Contrast-enhanced MRI (T2WI) showed a 17-mm tumor in the right parotid gland.

Resection of the local recurrence was likely to cause facial nerve paralysis, so this patient is being followed closely without treatment. In the three months since the diagnosis, enlargement of the local recurrence site and metastasis have not been observed.

Discussion

Foote and Frazell first reported a case of metastasizing pleomorphic adenoma in 1953 (5). Ratnasingham reviewed 81 cases reported from 1942 to 2014 in the English language literature (2) and found that the most common sites for metastasizing pleomorphic adenoma were bone (36.6%), lung (33.8%), and cervical lymph nodes (20.1%) and that the local recurrence rate prior to metastasizing pleomorphic adenoma was 72.8% (2). In our case, bone and cervical node metastases were not identified by whole-body contrast enhanced CT or FDG-PET.

The World Health Organization (WHO) classifies malignancies originating from pleomorphic adenomas into three forms of malignant epithelial tumors: carcinoma ex-pleomorphic adenoma, carcinosarcoma, and metastasizing pleomorphic adenoma (6). Metastasizing pleomorphic adenoma is distinguished from the two other categories by its benign histology, and our case is consistent with this category. However, as metastasis is pathologically a feature of malignancy, metastasizing pleomorphic adenoma is an oxymoron.

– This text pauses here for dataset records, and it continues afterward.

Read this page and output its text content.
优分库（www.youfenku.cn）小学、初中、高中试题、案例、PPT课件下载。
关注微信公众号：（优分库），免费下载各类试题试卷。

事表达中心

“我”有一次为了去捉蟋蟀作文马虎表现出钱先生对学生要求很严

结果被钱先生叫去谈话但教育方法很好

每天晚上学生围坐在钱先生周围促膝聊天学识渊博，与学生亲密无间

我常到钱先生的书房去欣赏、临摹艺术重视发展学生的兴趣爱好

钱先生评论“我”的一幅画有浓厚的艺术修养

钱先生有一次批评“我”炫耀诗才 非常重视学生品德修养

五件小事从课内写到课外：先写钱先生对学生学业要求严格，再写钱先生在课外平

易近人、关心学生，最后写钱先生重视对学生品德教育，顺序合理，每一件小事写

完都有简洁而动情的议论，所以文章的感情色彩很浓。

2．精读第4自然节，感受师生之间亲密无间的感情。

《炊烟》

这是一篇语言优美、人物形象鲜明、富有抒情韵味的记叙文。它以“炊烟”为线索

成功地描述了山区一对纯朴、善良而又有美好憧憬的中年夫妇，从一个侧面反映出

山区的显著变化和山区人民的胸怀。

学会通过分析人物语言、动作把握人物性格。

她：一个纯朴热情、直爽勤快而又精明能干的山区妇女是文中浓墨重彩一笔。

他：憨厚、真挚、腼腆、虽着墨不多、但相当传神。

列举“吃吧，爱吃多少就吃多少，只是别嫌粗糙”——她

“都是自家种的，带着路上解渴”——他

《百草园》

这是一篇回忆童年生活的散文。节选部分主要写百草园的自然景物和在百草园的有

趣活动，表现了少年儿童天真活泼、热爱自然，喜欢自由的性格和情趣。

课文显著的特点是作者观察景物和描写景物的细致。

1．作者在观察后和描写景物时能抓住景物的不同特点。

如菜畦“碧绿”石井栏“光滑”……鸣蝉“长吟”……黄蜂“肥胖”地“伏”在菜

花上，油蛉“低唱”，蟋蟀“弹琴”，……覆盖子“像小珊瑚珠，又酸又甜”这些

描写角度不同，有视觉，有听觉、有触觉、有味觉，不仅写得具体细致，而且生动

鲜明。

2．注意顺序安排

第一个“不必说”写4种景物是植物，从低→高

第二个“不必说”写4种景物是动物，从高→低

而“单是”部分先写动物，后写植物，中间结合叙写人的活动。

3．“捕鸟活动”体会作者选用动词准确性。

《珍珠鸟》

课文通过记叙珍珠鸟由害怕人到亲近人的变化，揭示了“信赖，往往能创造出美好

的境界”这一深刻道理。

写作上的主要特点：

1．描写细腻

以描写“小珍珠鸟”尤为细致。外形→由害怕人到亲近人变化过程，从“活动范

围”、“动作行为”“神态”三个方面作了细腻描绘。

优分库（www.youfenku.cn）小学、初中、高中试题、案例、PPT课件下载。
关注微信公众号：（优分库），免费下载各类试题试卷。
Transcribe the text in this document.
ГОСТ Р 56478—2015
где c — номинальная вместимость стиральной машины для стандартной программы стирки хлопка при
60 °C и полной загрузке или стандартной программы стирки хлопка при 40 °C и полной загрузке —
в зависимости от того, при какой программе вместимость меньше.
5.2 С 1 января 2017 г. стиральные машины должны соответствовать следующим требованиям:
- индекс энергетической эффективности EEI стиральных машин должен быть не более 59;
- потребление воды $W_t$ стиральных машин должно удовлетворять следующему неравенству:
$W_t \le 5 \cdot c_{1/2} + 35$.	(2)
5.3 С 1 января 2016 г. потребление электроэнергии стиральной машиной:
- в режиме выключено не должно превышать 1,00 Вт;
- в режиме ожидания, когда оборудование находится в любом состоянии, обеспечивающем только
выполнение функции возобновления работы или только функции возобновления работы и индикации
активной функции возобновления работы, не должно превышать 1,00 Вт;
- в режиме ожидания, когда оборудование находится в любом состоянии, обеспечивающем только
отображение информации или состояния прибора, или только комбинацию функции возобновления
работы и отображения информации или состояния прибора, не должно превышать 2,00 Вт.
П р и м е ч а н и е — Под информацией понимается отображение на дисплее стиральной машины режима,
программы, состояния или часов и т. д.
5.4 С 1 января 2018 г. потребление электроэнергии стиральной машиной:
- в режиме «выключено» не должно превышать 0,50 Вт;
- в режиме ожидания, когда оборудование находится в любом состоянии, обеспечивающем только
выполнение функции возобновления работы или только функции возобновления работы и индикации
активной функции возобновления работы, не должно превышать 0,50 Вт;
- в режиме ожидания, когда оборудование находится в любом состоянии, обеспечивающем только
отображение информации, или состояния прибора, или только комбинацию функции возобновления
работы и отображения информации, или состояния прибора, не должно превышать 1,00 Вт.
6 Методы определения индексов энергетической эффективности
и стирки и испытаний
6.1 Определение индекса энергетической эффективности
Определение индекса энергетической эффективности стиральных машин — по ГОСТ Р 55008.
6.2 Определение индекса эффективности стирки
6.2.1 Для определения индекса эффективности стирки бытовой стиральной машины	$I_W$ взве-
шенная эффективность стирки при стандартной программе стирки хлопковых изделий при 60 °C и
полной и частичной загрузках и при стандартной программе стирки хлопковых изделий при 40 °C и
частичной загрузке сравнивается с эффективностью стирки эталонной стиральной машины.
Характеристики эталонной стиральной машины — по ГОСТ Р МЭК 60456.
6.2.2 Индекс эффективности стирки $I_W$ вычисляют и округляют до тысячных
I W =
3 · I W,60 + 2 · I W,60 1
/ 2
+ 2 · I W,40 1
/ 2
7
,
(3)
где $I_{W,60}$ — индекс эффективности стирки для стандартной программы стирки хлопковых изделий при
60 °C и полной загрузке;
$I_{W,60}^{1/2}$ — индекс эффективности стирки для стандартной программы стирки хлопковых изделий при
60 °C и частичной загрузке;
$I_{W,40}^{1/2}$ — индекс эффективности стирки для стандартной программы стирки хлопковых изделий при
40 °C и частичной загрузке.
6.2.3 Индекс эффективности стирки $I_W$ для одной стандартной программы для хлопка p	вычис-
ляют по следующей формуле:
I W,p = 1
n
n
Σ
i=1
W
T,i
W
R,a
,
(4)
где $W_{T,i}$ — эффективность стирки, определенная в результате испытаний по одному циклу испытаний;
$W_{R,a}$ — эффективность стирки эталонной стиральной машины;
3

The mechanism by which pleomorphic adenomas metastasize is poorly understood. Thackray and Lucas explained that this metastasis occurs by the “transplantation” mechanism based on the high rates of local recurrence, seeding, and tumor embolisms in capsular blood vessels, as well as local recurrence prior to metastasis (7). Inappropriate surgical resection is thought to allow disrupted tumor cells to be seeded through the venous or lymphatic routes (8). Nouraei revealed that incomplete surgical excision of the primary metastasizing pleomorphic adenoma was associated with local recurrence and distant metastasis (9). As the tumor in our case exhibited invasion of capsular blood vessels, surgical excision might have led to seeding.

Total surgical resection is the standard therapy of local recurrence and metastasis. Indeed, surgical metastasectomy confers a significant survival advantage over non-surgical treatment (9). Some patients have been reported to receive chemotherapy and radiotherapy, but there are no established treatments. The prognosis for metastasizing pleomorphic adenoma is difficult to quantify because such patients have not been subject to long-term follow-up, and case reports have often been published relatively early after treatment. The 1-year survival rate has been reported to be 80.4%, and the 2-, 3-, and 5-year survival rates have been reported to be 64.7%, 41.2%, and 31.4% (2). The independent prognostic factors are that the metastases are present at a signal site and that the interval between the initial primary tumor presentation and distant metastasis is more than 10 years; the 4-year survival with the former and the latter are reportedly more than 70% and more than 80% (9). The clinical course of this patient meets these two factors, so the prognosis may be relatively promising.

In conclusion, we herein reported a rare case of metastatic pleomorphic adenoma of the lung. In pleomorphic adenoma patients, long-term follow-up is mandatory after resection due to the possibility of recurrence and metastasis.